Have you installed netprobe via my howto?

ntop was very confusing for me which is why I went to netprobe.

As we get charged for every bit of data that comes to and goes from us, when we get a huge bill, and my boss freaks I can tell him exactly where the data went to!

If you have any problems with netprobe, drop us a line, I dont mind helpin out!

Cyrus Bharda

Kevin M

Re: Per IP bandwidth monitoring
« Reply #7 on: October 28, 2003, 02:05:49 PM »
Thanks for the offer - will contact you in the next day or so,

regards
kevin

Guck Puppy

Re: Per IP bandwidth monitoring
« Reply #8 on: October 28, 2003, 07:59:16 PM »
Kevin M wrote:

> contribs has poor usability and is a difficult place to find
> a package from its name - the search didn't return anything
> so I tried each person in turn and many clicks later found it
> under dmay and someone else, after an hour or so.

Are you talking about contribs.org?

1. click "contribs weblinks"
2. enter sarg in search box
3. Profit!

G

Kevin M

Re: Per IP bandwidth monitoring
« Reply #9 on: October 29, 2003, 01:25:24 AM »
Guck Puppy wrote:

> Are you talking about contribs.org?
>
> 1. click "contribs weblinks"
> 2. enter sarg in search box
> 3. Profit!
>

Hi

Off topic but anyway:

If I go to the home page of contribs.org and select left menu search - the dialog box then presents three separate search possibilities (!). The top and bottom ones return a result if nothing is selected in the category drop down, but nothing if the dropdown is selected (more below). Look at the left menu and a reasonable possibility is contribs file library (looking for a contib file after all) - doesn't work - just a list of contributors names. Your weblinks suggestion would typically indicate a seach of a page of links to probably offsite material  - anyway I tied it just now and yes it returned a sarg - along with the definitive link to the contrib - but wait for it - its broken. So back to a hand hunt/peck mode.

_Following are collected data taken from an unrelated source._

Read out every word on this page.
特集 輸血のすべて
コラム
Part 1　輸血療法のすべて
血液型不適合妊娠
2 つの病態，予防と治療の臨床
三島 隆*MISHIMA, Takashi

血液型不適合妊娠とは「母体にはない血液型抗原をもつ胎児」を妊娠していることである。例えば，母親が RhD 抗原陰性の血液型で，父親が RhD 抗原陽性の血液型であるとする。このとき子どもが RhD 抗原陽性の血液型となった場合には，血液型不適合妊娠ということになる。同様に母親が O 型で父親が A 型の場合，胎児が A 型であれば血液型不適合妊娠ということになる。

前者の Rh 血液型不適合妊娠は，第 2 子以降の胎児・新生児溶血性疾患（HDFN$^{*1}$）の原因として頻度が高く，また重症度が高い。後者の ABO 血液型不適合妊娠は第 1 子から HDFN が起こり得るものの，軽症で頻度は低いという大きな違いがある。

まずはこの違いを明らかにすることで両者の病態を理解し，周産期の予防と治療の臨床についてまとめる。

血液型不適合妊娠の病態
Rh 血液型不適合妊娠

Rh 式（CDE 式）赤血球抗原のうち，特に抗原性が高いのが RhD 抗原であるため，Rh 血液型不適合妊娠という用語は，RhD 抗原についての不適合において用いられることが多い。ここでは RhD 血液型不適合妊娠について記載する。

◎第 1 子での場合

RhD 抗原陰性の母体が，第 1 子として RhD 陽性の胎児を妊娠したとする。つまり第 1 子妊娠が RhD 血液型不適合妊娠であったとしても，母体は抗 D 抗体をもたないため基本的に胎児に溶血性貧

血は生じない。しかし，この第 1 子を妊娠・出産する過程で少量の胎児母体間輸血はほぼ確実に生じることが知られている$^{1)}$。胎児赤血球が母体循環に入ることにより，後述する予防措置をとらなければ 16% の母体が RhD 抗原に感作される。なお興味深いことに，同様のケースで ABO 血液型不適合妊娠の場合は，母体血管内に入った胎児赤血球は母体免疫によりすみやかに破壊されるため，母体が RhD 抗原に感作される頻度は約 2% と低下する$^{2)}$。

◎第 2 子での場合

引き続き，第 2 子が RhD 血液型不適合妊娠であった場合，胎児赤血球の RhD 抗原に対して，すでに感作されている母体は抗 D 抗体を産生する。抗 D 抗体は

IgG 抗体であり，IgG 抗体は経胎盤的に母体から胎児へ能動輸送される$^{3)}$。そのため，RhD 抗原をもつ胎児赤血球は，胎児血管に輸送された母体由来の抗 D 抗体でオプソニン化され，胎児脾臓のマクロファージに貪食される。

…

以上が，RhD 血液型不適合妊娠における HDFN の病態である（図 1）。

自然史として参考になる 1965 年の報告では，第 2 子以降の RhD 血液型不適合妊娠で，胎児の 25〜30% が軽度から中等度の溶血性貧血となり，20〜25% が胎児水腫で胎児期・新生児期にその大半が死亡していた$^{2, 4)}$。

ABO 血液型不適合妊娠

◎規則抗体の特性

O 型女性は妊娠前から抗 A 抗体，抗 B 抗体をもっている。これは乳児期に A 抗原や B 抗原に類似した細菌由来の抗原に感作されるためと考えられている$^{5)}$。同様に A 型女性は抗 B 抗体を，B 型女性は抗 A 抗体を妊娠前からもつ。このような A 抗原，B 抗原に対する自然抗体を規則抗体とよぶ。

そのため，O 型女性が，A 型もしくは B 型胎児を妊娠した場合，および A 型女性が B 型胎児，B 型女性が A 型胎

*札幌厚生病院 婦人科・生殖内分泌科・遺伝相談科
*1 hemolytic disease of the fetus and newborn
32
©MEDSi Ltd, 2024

After that I went to the contrib area and proceded to click painfully up and down each one. Inconsistent positioning/stucturing of buttons, buttons too small,  inconsistent tree structures, no means to identify/locate a file except by hand location., poor description for each contrib., contradictory facilities (search), misnamed facilites (weblinks) etc etc.

I rest my point.

Was a task analysis performed/implemented of how an user (maybe an irregular user) might try to find a file or a contrib/howto to suit a need with name unknown?

I like the contribs concept and use it - its just the usability issues that let it down.

Kevin
(HCI lecturer/specialist)

Guck Puppy

Re: Per IP bandwidth monitoring
« Reply #10 on: October 29, 2003, 02:06:31 AM »
Kevin M wrote:



> I rest my point.

> I like the contribs concept and use it - its just the
> usability issues that let it down.

> Kevin
> (HCI lecturer/specialist)

Oh well in that case... :)  I had a good old sympathetic giggle at your response, and then the bombshell that this is your area of expertise - nicely done :)

Of course, I have to agree that the interface is sucky - and on reflection it did take me some time to figure out WHICH link to go to do decent, meaningful searches.

If I may make so bold, maybe you should offer your services to http://phpwebsite.appstate.edu/ - the people who make the app contribs.org uses?

G

PS. I think this is not at all off-topic!